Mitos Banyak Anak Banyak Rezeki Akibatkan Rendahnya Minat Pengguna Kontrasepsi, Ini Kata Psikolog

| 14 Feb 2022 20:30
Mitos Banyak Anak Banyak Rezeki Akibatkan Rendahnya Minat Pengguna Kontrasepsi, Ini Kata Psikolog
Ilusrasi alat kontrasepsi Unsplash/@rhsupplies)

ERA.id - Psikolog Klinis sekaligus Sex Educator, Inez Kristanti mengatakan bahwa  mitos soal anak yang telah ada secara turun temurun menyebabkan rendahnya minat penggunaan alat kontrasepsi dalam masyarakat.

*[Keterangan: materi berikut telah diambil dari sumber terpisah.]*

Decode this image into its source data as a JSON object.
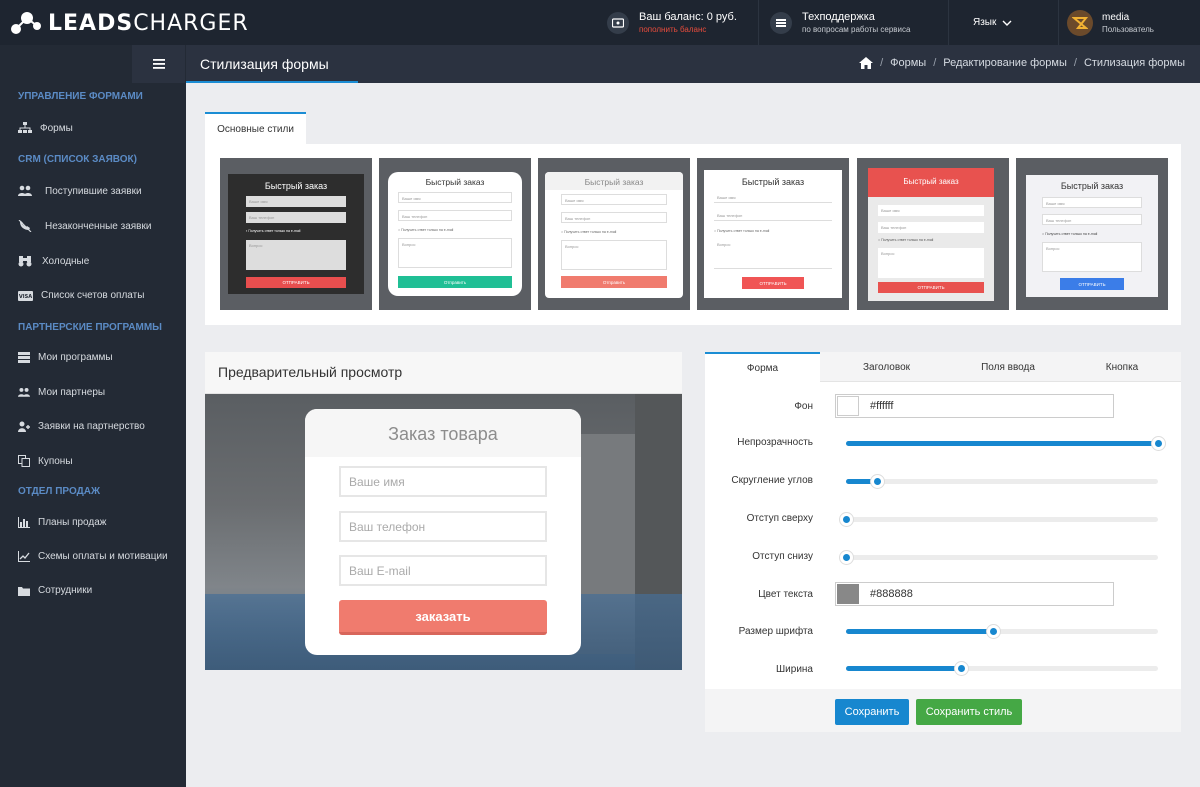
{
  "topbar": {
    "logo_bold": "LEADS",
    "logo_rest": "CHARGER",
    "balance": {
      "line1": "Ваш баланс: 0 руб.",
      "line2": "пополнить баланс"
    },
    "support": {
      "line1": "Техподдержка",
      "line2": "по вопросам работы сервиса"
    },
    "language": "Язык",
    "user": {
      "name": "media",
      "role": "Пользователь"
    }
  },
  "sidebar": {
    "sections": [
      {
        "title": "УПРАВЛЕНИЕ ФОРМАМИ",
        "items": [
          {
            "label": "Формы",
            "icon": "sitemap-icon"
          }
        ]
      },
      {
        "title": "CRM (СПИСОК ЗАЯВОК)",
        "items": [
          {
            "label": "Поступившие заявки",
            "icon": "users-icon"
          },
          {
            "label": "Незаконченные заявки",
            "icon": "phone-slash-icon"
          },
          {
            "label": "Холодные",
            "icon": "binoculars-icon"
          },
          {
            "label": "Список счетов оплаты",
            "icon": "visa-card-icon"
          }
        ]
      },
      {
        "title": "ПАРТНЕРСКИЕ ПРОГРАММЫ",
        "items": [
          {
            "label": "Мои программы",
            "icon": "list-icon"
          },
          {
            "label": "Мои партнеры",
            "icon": "users-icon"
          },
          {
            "label": "Заявки на партнерство",
            "icon": "user-plus-icon"
          },
          {
            "label": "Купоны",
            "icon": "copy-icon"
          }
        ]
      },
      {
        "title": "ОТДЕЛ ПРОДАЖ",
        "items": [
          {
            "label": "Планы продаж",
            "icon": "bar-chart-icon"
          },
          {
            "label": "Схемы оплаты и мотивации",
            "icon": "line-chart-icon"
          },
          {
            "label": "Сотрудники",
            "icon": "folder-icon"
          }
        ]
      }
    ]
  },
  "header": {
    "title": "Стилизация формы",
    "breadcrumb": [
      "Формы",
      "Редактирование формы",
      "Стилизация формы"
    ]
  },
  "styles": {
    "tab": "Основные стили",
    "tiles": [
      {
        "title": "Быстрый заказ",
        "name": "Ваше имя",
        "phone": "Ваш телефон",
        "check": "Получить ответ только на e-mail",
        "question": "Вопрос",
        "button": "ОТПРАВИТЬ"
      },
      {
        "title": "Быстрый заказ",
        "name": "Ваше имя",
        "phone": "Ваш телефон",
        "check": "Получить ответ только на e-mail",
        "question": "Вопрос",
        "button": "Отправить"
      },
      {
        "title": "Быстрый заказ",
        "name": "Ваше имя",
        "phone": "Ваш телефон",
        "check": "Получить ответ только на e-mail",
        "question": "Вопрос",
        "button": "Отправить"
      },
      {
        "title": "Быстрый заказ",
        "name": "Ваше имя",
        "phone": "Ваш телефон",
        "check": "Получить ответ только на e-mail",
        "question": "Вопрос",
        "button": "ОТПРАВИТЬ"
      },
      {
        "title": "Быстрый заказ",
        "name": "Ваше имя",
        "phone": "Ваш телефон",
        "check": "Получить ответ только на e-mail",
        "question": "Вопрос",
        "button": "ОТПРАВИТЬ"
      },
      {
        "title": "Быстрый заказ",
        "name": "Ваше имя",
        "phone": "Ваш телефон",
        "check": "Получить ответ только на e-mail",
        "question": "Вопрос",
        "button": "ОТПРАВИТЬ"
      }
    ]
  },
  "preview": {
    "heading": "Предварительный просмотр",
    "form_title": "Заказ товара",
    "name_placeholder": "Ваше имя",
    "phone_placeholder": "Ваш телефон",
    "email_placeholder": "Ваш E-mail",
    "button": "заказать"
  },
  "settings": {
    "tabs": [
      "Форма",
      "Заголовок",
      "Поля ввода",
      "Кнопка"
    ],
    "fields": {
      "bg_label": "Фон",
      "bg_value": "#ffffff",
      "opacity_label": "Непрозрачность",
      "opacity": 1.0,
      "radius_label": "Скругление углов",
      "radius": 0.1,
      "padding_top_label": "Отступ сверху",
      "padding_top": 0.0,
      "padding_bottom_label": "Отступ снизу",
      "padding_bottom": 0.0,
      "text_color_label": "Цвет текста",
      "text_color_value": "#888888",
      "font_size_label": "Размер шрифта",
      "font_size": 0.47,
      "width_label": "Ширина",
      "width": 0.37
    },
    "save": "Сохранить",
    "save_style": "Сохранить стиль"
  },
  "colors": {
    "accent": "#1787cf",
    "green": "#45a845",
    "red": "#e74c3c",
    "preview_button": "#f07b6e"
  }
}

“Di masyarakat ini, terkadang masih ada anggapan kalau yang saya sering dengar ‘banyak anak, banyak rezeki’. Jadi ini di beberapa keluarga atau pasangan yang memang belum terlalu teredukasi,” kata Inez dalam Konferensi Pers Pentingnya Peran Kontrasepsi Modern untuk Menyukseskan Program KB dan Meningkatkan Kesehatan Reproduksi.

Inez menuturkan minimnya pengetahuan alat kontrasepsi dan pemahaman terkait manfaat perencanaan keluarga itu, disebabkan oleh sifat masyarakat Indonesia yang belum cukup melihat perencanaan berkeluarga secara konkret, baik dari orang tua maupun generasi sebelumnya.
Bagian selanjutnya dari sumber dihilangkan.